Robots could stop the signal at the last mile: for example, if the antenna is external, robots could simply put “tin foil” on top of it (obviously the solution is to reserve spectrum that is not attenuated by tin foil, but strengthened). If it’s internal like in our scenario, the same signal blocking requires the robot to either be able to access its innards or cooperate, but in the long run robots will need to be able to fix their innards anyways, so they (presumably) wouldn’t start the revolution without this capability. Since it’s inside a chassis, robots could prepare for months by making small adjustments to block kill signals without anyone noticing.
What if we combined our different implementations? Have a kill code channel at 42MHz, and have the “live” code channel at 44MHz. This rules out simple tin foil attacks, since the “live” channel needs to continue to receive a signal, but this just rules out simpler attack vectors. For example, the robots could stick a radio inside the tin foil that broadcasts a fake “live” signal.
I’ll skip scenarios where robots are able to act much faster than humans, which I think are self-explanatory.
(I missed that owners could act as alternate code holders in my first reading.) Assuming that the owner OR the manufacturer could shut down a robot, if there is a concerted uprising we can count the consumers out, who have trouble keeping track of their own bank passwords.

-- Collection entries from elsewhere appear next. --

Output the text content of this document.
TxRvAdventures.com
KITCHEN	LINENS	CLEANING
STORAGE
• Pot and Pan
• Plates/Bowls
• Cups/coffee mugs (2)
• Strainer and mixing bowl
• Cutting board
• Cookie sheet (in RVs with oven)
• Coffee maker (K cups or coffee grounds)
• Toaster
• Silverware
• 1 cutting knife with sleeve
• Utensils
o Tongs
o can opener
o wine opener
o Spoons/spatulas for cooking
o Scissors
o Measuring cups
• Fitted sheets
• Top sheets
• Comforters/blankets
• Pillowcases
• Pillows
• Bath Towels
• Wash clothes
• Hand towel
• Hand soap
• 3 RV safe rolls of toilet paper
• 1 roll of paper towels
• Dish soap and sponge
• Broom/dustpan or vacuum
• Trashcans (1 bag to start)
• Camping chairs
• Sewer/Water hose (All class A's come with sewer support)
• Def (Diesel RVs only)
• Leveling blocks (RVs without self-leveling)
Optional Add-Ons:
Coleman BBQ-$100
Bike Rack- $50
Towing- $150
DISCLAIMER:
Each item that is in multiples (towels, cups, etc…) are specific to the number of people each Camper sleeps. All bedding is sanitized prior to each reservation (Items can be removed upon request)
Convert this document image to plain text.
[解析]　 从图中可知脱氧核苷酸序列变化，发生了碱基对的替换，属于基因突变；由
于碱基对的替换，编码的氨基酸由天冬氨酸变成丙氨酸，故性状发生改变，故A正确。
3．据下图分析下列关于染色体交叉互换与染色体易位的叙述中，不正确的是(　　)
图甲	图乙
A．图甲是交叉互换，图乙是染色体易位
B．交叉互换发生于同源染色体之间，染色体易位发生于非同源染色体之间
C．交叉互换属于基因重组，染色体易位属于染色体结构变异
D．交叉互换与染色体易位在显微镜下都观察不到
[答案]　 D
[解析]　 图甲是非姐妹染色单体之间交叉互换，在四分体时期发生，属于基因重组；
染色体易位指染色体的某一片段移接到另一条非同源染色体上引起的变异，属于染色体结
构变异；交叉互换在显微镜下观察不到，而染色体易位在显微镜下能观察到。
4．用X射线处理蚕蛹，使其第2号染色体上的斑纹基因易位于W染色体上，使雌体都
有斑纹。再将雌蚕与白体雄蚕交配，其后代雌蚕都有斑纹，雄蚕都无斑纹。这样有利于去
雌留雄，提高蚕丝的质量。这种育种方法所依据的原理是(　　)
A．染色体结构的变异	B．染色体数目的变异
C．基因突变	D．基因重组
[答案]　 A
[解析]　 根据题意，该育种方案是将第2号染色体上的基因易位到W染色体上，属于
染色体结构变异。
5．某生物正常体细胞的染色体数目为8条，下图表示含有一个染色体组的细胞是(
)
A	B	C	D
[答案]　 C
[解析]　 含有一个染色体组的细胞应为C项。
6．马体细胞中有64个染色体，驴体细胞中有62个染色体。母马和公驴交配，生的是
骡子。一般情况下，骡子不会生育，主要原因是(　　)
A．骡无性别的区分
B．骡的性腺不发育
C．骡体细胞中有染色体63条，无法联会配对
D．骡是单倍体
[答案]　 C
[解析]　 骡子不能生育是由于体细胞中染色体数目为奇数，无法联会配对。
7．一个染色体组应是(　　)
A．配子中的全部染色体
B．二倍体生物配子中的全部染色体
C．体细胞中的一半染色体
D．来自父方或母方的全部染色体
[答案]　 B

If the military is the owner, they will have similar problems to the manufacturer in keeping the command chain secure (on one hand, as far as I know the US military has kept the nuclear codes secret; on the other hand, the nuclear codes were likely 00000000 until 1977).
In summary, I think blowing the programming fuses on a control chip helps raise the bar for successful attacks a bit, but does not secure the robotics control system to the point that we can consider any AI advances “safe”.